Microsoft Flight Simulator is an incredibly realistic game, aside from the occasional oddity here and there. It simulates the entire planet Earth, at full scale, and that means you can fly between any two points you like in real time. You could wing it from LAX to Dallas-Forth Worth, for instance, Heathrow to Hanover, or maybe Pearson to Buffalo Niagara International if you're looking for something really exotic.
You could even fly all the way over the US, Canada, the Arctic, and Eastern Europe on a long-haul from Los Angeles to Dubai if you wanted, not that anyone ever actually would.
Except, well, these guys: Twitch streamers Bruce Greene and 2SoonBoon, assisted by producer ATC Jeremy, decided to recreate the LAX-DXB experience with a virtual Boeing 747, a flight that normally takes around 16 hours. Their commitment to realism was impressive, going beyond merely the time of the flight to include a fake cockpit, DIY pilot uniforms, and airport bottles.
Today, we embark on one of the world's longest flights in Microsoft Flight Simulator, but we are doing it from a real airplane cockpit.Los Angeles to Dubai. 16 hours. Lots of mini alcohol bottles.Piloting is easy, right?https://t.co/kSBusPLOU2 pic.twitter.com/bcAragP5L4August 18, 2020
"We definitely will be drinking. We're very tired," Greene says near the start of the stream. "So actually, we're just like real pilots."
The flight was inspired by Desert Bus, the painfully bad videogame about driving a bus from Tucson, Arizona to Las Vegas, Nevada, in real time. Greene says near the start of the video that the idea originally came up as a joke, but they decided to run with it: He pitched the idea to Twitch, Twitch agreed to pay for it, and Greene and Boon thus themselves committed to being stuck in a fake cockpit for a solid day.
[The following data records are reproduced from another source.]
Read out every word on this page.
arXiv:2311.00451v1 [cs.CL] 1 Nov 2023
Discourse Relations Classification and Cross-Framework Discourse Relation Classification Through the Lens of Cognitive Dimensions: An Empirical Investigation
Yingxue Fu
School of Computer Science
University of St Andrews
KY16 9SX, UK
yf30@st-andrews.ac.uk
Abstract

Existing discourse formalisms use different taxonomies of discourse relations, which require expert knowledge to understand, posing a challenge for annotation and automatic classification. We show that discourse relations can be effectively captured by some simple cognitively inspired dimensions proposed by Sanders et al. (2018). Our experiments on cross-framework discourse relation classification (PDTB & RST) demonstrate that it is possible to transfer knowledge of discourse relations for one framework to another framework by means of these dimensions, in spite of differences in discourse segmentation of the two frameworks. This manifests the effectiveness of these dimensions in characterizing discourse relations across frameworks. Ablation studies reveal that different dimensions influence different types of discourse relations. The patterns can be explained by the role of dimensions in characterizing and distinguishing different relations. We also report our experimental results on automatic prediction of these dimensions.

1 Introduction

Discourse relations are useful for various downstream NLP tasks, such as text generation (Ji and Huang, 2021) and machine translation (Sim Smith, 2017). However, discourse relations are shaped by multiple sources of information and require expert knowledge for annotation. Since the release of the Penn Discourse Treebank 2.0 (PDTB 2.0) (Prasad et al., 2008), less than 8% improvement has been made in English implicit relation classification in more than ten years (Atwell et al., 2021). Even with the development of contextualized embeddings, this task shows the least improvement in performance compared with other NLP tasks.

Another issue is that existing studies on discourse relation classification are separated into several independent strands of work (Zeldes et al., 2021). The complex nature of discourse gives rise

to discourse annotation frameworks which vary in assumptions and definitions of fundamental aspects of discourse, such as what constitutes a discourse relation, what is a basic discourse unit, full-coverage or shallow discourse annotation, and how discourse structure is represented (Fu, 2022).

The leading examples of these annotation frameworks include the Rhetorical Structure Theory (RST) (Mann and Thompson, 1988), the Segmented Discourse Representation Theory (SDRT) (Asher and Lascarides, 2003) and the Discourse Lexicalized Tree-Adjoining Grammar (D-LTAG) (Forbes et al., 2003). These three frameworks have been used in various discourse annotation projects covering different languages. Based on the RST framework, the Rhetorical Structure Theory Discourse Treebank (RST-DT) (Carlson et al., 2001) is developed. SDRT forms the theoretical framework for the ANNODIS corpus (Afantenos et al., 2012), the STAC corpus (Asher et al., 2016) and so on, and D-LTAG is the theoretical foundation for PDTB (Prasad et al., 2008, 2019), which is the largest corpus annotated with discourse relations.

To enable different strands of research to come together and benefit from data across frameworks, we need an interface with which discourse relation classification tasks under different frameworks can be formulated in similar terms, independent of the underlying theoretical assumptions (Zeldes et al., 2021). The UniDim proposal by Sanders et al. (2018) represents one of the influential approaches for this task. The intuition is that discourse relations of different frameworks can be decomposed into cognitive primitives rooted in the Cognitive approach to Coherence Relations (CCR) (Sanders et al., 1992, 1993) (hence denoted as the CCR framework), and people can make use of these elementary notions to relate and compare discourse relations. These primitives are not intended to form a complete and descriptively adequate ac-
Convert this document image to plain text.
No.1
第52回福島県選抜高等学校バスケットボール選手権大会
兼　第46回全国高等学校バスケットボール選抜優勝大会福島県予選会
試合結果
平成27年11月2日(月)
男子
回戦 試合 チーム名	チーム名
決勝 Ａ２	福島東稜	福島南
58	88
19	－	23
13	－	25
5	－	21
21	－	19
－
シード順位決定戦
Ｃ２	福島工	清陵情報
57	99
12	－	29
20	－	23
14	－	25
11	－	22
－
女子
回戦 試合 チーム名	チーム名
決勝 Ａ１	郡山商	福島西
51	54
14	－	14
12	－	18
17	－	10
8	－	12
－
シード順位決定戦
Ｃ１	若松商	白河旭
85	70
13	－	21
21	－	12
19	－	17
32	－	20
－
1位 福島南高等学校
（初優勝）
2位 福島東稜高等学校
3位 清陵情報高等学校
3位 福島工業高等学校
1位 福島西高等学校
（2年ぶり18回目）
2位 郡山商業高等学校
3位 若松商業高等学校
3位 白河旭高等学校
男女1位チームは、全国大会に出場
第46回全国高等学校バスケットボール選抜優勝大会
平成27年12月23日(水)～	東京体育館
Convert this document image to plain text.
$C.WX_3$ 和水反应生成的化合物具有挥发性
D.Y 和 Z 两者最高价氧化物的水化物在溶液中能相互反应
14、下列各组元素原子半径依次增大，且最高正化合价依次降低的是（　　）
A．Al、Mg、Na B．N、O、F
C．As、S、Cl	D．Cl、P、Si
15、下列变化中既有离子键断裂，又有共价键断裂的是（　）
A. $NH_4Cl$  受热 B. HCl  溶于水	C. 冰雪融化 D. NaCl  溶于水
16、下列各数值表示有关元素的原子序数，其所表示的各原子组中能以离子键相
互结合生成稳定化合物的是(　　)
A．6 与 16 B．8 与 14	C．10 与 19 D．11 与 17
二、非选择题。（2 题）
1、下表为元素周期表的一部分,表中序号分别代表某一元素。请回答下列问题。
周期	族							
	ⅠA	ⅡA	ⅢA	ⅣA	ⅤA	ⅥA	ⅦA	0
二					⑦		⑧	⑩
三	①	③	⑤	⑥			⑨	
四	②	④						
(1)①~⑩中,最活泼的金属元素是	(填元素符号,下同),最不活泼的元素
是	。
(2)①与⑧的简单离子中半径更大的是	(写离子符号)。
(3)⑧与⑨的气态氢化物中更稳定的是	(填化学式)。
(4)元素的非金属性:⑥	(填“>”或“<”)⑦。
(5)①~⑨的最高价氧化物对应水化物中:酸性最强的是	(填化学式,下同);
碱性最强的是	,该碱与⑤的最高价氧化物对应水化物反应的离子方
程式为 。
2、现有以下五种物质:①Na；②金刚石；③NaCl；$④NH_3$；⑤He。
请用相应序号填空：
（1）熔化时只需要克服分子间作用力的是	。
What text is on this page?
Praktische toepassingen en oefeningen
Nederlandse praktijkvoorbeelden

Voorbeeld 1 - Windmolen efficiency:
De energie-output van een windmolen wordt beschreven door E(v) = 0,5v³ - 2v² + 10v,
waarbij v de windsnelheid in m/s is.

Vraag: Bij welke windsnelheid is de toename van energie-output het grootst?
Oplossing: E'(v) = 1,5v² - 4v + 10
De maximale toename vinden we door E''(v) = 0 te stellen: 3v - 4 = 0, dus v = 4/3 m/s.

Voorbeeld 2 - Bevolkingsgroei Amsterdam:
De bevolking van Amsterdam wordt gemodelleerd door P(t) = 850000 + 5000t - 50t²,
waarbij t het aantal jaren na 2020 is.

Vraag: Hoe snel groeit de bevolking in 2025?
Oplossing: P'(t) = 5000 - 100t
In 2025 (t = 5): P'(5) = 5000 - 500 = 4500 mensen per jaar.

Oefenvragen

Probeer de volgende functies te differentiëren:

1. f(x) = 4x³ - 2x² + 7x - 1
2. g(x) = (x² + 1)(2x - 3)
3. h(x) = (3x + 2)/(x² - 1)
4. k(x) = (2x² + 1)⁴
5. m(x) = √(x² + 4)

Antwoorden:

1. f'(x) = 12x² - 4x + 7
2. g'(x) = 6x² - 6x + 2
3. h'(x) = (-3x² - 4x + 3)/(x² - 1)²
I can't claim to have watched the whole thing, but based on the bits and pieces of I've seen it doesn't look like the most professional flight that's ever been taken. Multiple guests pass through the cockpit (and get turns on the controls), and at one point there appears to be a mixup between the autopilot and the windshield wipers. There's also a debate a couple of hours in about whether the maneuvering stress could rip the wings of the plane off, shortly after which the plane's wings get ripped off. (They restarted from where they left off.)
It's obviously not a "serious" simulated flight, but they manage to make to Dubai in more or less the scheduled time, at which point a mystery guest pilot takes over for a "real action landing" in a heavy crosswind. Do they touch down safely? I won't spoil the ending, but it's a lot of fun to watch.